An aside: Y-STR mutations are not entirely random. The aforementioned recLOH events is one example, as are certain null values and copy counts more common to some haplogroups than others, and the propensity of DYS464 to see additive or subtractive multiples. Markers also vary in copy-count diversity. For example, DYS454 will always have a repeat count of either 10, 11, or 12; DYS464 will typically contain four to eight copies, or sub-markers, each of which can range from 9 copies to 20 copies. Some markers simply have more room to move than others.
Speaking of the haplogroup, unless we're talking NextGen Y-chromosome full sequencing, really the only thing a haplogroup is genealogically useful for is negating the possibility of two men sharing a common ancestor. A matching haplogroup--yDNA or mtDNA--at any clade or high-level subclade is zero evidence of relatedness in the genealogical timeframe. Not long ago I had communications regarding someone who was adamant that his tested SNP of M222 was "proof" of descendancy from a minor branch of English royalty...never mind that M222 bifurcated from DF23 sometime around 4,500-3,900 YBP and pre-dates any English genealogy by at least a millennium. Oh, and a note that without specific Y-SNP testing, Y-STR values can only predict a haplogroup; they do that well at high levels, but not definitively.
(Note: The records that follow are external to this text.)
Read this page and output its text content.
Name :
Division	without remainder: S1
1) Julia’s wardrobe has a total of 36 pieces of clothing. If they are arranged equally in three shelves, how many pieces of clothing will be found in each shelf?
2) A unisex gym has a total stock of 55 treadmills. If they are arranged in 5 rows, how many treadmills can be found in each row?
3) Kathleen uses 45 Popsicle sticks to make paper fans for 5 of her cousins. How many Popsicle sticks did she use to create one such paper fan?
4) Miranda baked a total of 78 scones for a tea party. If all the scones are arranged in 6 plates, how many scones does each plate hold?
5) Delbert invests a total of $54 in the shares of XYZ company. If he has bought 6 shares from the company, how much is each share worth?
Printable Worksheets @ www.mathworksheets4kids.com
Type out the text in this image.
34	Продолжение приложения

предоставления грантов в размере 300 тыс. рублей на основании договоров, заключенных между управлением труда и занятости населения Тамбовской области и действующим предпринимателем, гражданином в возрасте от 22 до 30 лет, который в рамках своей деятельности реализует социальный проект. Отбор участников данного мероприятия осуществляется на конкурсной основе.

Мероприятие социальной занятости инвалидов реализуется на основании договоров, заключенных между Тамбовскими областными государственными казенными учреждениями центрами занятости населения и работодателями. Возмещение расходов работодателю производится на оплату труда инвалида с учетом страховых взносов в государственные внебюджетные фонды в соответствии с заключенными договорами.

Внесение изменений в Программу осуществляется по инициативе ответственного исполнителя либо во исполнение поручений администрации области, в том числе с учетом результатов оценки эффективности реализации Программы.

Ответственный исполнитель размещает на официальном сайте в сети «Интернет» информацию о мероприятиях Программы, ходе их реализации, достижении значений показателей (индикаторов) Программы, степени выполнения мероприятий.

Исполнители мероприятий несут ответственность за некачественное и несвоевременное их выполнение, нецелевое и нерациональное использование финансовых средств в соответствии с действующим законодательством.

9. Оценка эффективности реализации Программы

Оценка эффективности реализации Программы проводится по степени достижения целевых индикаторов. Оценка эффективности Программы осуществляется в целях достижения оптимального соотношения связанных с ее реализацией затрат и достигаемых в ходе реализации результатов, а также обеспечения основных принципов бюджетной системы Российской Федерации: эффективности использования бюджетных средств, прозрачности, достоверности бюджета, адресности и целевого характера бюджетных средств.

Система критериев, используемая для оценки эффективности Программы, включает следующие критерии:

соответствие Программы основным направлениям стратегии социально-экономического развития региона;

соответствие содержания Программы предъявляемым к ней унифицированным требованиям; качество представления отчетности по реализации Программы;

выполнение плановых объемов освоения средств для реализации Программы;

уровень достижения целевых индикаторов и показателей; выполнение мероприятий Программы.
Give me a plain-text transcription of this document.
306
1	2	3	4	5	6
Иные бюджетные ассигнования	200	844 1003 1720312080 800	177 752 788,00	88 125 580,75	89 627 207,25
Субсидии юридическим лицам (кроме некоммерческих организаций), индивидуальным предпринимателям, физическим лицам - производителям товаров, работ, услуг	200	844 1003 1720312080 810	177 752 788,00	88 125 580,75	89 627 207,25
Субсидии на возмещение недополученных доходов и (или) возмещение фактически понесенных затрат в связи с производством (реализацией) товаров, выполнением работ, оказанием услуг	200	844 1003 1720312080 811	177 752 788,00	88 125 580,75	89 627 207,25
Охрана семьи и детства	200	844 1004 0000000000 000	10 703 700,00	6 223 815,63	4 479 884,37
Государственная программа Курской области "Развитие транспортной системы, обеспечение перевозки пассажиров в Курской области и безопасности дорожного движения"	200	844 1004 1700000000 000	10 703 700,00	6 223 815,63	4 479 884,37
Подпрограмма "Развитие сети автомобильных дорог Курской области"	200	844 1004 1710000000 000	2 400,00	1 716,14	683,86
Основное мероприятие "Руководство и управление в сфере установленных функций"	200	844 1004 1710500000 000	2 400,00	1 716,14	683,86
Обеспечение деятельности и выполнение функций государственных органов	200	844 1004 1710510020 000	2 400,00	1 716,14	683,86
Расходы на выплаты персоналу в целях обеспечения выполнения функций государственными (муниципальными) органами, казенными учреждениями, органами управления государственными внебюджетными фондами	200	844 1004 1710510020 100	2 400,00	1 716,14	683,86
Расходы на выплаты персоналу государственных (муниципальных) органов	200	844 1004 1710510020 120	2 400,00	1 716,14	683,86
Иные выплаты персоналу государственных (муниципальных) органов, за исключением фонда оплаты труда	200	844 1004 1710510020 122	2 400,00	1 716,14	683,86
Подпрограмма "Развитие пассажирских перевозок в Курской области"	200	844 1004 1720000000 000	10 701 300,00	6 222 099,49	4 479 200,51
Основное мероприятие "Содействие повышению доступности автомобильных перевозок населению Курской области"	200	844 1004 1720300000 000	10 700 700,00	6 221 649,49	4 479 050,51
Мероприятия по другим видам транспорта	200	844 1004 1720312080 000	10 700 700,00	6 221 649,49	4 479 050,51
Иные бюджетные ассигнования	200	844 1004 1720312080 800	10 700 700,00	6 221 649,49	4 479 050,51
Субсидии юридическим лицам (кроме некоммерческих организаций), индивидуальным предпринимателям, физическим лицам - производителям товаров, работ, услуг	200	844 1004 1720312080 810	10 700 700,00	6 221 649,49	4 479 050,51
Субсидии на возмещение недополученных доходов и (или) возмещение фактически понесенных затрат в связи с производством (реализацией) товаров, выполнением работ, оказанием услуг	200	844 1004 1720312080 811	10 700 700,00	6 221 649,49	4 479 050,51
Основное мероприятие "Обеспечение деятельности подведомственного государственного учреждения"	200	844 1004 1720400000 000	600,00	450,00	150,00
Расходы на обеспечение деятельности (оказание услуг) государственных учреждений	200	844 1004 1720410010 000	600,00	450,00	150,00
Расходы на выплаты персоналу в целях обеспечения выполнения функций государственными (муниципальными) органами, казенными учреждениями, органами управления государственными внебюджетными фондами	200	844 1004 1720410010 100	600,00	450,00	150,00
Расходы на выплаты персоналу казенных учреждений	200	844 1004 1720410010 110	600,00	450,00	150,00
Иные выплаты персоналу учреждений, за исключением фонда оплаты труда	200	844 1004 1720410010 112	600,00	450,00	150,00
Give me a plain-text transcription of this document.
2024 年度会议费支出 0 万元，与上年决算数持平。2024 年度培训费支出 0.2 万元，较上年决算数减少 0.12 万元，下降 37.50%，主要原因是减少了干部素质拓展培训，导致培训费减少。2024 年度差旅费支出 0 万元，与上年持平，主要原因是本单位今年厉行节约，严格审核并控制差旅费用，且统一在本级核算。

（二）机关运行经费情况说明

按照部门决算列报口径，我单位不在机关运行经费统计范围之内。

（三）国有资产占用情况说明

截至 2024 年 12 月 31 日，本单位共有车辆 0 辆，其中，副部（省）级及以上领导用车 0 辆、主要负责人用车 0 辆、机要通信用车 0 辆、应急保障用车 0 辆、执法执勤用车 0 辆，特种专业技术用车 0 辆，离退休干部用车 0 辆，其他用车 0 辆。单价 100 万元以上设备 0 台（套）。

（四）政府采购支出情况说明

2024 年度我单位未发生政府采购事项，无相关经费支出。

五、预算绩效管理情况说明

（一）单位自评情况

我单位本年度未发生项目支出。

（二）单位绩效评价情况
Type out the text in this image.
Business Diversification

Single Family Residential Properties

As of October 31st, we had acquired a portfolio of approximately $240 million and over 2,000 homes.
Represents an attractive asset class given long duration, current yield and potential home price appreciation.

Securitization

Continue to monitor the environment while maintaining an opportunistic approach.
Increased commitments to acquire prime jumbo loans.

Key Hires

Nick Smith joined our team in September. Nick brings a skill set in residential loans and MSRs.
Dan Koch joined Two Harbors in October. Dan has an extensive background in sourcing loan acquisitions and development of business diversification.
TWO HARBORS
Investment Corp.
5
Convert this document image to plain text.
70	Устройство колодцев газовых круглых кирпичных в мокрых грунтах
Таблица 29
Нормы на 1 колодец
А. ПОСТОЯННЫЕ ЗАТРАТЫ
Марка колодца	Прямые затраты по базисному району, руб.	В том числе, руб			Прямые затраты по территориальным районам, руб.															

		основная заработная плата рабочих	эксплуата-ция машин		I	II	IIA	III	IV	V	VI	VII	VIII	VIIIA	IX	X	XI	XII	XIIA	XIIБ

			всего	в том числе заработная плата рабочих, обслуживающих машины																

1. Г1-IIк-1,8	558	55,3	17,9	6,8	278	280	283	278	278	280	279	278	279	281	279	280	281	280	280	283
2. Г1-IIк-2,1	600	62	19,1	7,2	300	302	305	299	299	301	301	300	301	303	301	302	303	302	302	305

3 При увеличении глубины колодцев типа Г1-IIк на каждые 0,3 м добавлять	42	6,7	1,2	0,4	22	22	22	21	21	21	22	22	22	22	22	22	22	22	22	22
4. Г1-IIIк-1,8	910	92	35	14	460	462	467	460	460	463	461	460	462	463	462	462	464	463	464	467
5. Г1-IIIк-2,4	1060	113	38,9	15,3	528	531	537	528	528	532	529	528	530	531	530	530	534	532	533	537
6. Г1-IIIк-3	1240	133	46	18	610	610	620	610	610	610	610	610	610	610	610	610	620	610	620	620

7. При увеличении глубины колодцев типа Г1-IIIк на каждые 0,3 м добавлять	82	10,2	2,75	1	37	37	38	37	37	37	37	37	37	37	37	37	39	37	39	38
And that prediction can't be assumed to be refined via STR matching; in other words, if my predicted haplogroup is, say, DF29, or I1a, I can't presume I am deeper in the phylotree, at Z74, only because I have an STR match to someone who did have SNPs tested to that level.
"While exact reasons for mutation vary, I have noted among those who migrate considerably from the originating ancestor seem to mutate more often than those who remained stationary."
Do you have any sources of empirical data for that? I've been at this for a fair number of years and have never heard of any correlation between geography and Y-STR mutation rates. Age of the father at conception of the son, yes; but not geography.
To some it up, without detailed evaluation like phylogram modeling, TiP does a reasonable job for the constraints it has. For a snapshot overview, it's about the best we have. To simply look at a comparison by genetic distance only, without consideration for which markers may have mutated, we can view FTDNA's charts for 37 markers, 67 markers, and 111 markers. Considering Y-STR matching that way is mostly useless to genealogists unless dealing with GD0 or GD1. For example, for GD3 at 37 markers, we see that the two males are related, but the most it can be tightened down is: "The relationship is likely within the range of most well-established surname lineages in Western Europe." If a paper-trail shows a much closer TMRCA than would be indicated by the TiP report, close scrutiny of both the DNA and the paper-trail is called for.